Atomic Rooster said:


> Wow, who spit in your Cheerio's matez6? Instead of buying a mouse, I would suggest pulling that stick out of your arse first.


what the f*ck does this have to do with anything electronical?

cleraly does have a name you retard. why dont you just leave this farce of a thread and shut up


----------



## Atomic Rooster

I found the perfect mouse for you: Dell Bluetooth 5-Button Travel Mouse


----------



## matez6

13? far from it buddy.

hard to interpret whether youre being serious? it looks like a fair mouse but its pink.
if youre not being serious: yeah alright whatever. i'm f*cking off from this forum.

if you are being serious: i think istumbled upon that mouse before and i'm avoiding travel mice because everyone is saying they're tiny.


----------



## Atomic Rooster

Yes, I am serious.

This one gets good reviews: Logitech Wireless Mouse M305


----------



## matez6

oh, well thanks for being the bigger man, i was getting over fighting. 

well i said it was pink didnt i. i wouldnt nwo that if i didnt click the link. 

i'm looking at his one now, a few local prices and reviews. looks good.


----------



## dwaynep

i say the mx518 is one of the best mouses u can get!


----------



## Atomic Rooster

The MX518 is a good mouse, but he's looking for a _cheap_ wireless mouse.


----------



## matez6

as sexy as the mx518 looks, i dont have that money to spend on a mouse. i decided to follow you (atomic_rooster) and ditch the cheapy no name, and i'm looking around at the m305. 

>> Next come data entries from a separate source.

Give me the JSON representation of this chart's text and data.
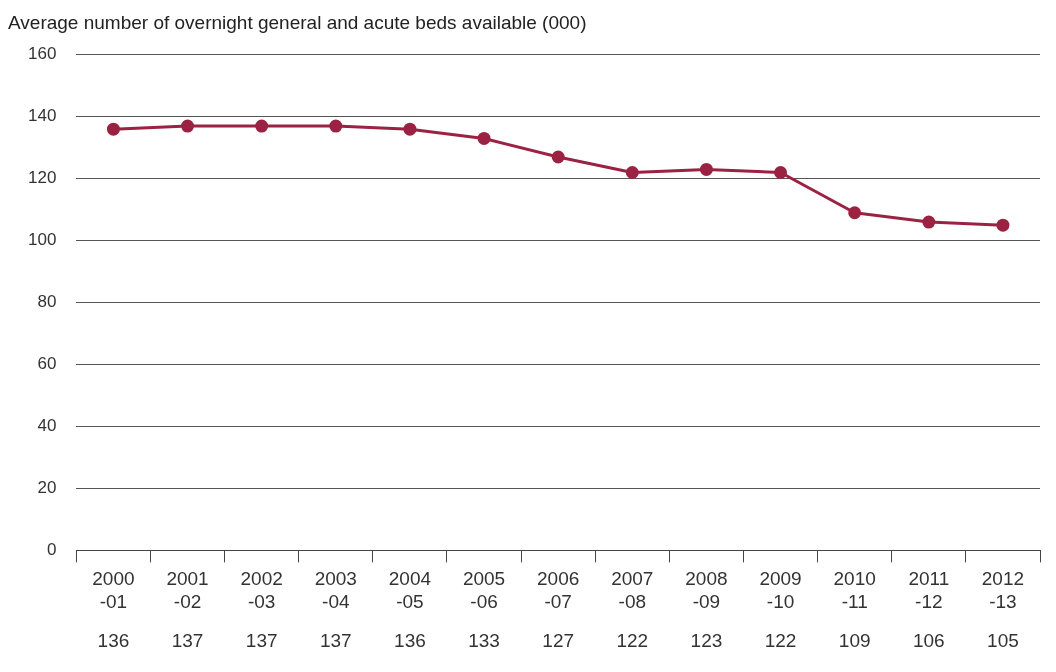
{
  "chart_data": {
    "type": "line",
    "title": "Average number of overnight general and acute beds available (000)",
    "categories": [
      "2000\n-01",
      "2001\n-02",
      "2002\n-03",
      "2003\n-04",
      "2004\n-05",
      "2005\n-06",
      "2006\n-07",
      "2007\n-08",
      "2008\n-09",
      "2009\n-10",
      "2010\n-11",
      "2011\n-12",
      "2012\n-13"
    ],
    "values": [
      136,
      137,
      137,
      137,
      136,
      133,
      127,
      122,
      123,
      122,
      109,
      106,
      105
    ],
    "color": "#9b2242",
    "ylim": [
      0,
      160
    ],
    "yticks": [
      0,
      20,
      40,
      60,
      80,
      100,
      120,
      140,
      160
    ],
    "grid": "y",
    "legend": false,
    "marker": "circle",
    "line_style": "solid",
    "data_labels": true
  }
}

you mentioned the microsoft 4000 before, the only thing i dont like about that is that people say that the m305 is a bit bigger. have you held the mc4000 and had that problem atomic_rooster?


----------



## matez6

could you list the two microsoft mice that you've had and why you didnt like them maybe?


----------



## GatesR24

I would suggest the Logitech MX Revolution even if you had to save up for alittle bit for it.


----------



## matez6

for anyone who wants to know. i found a few bux in my wallet and picked up the logitech performance m950


----------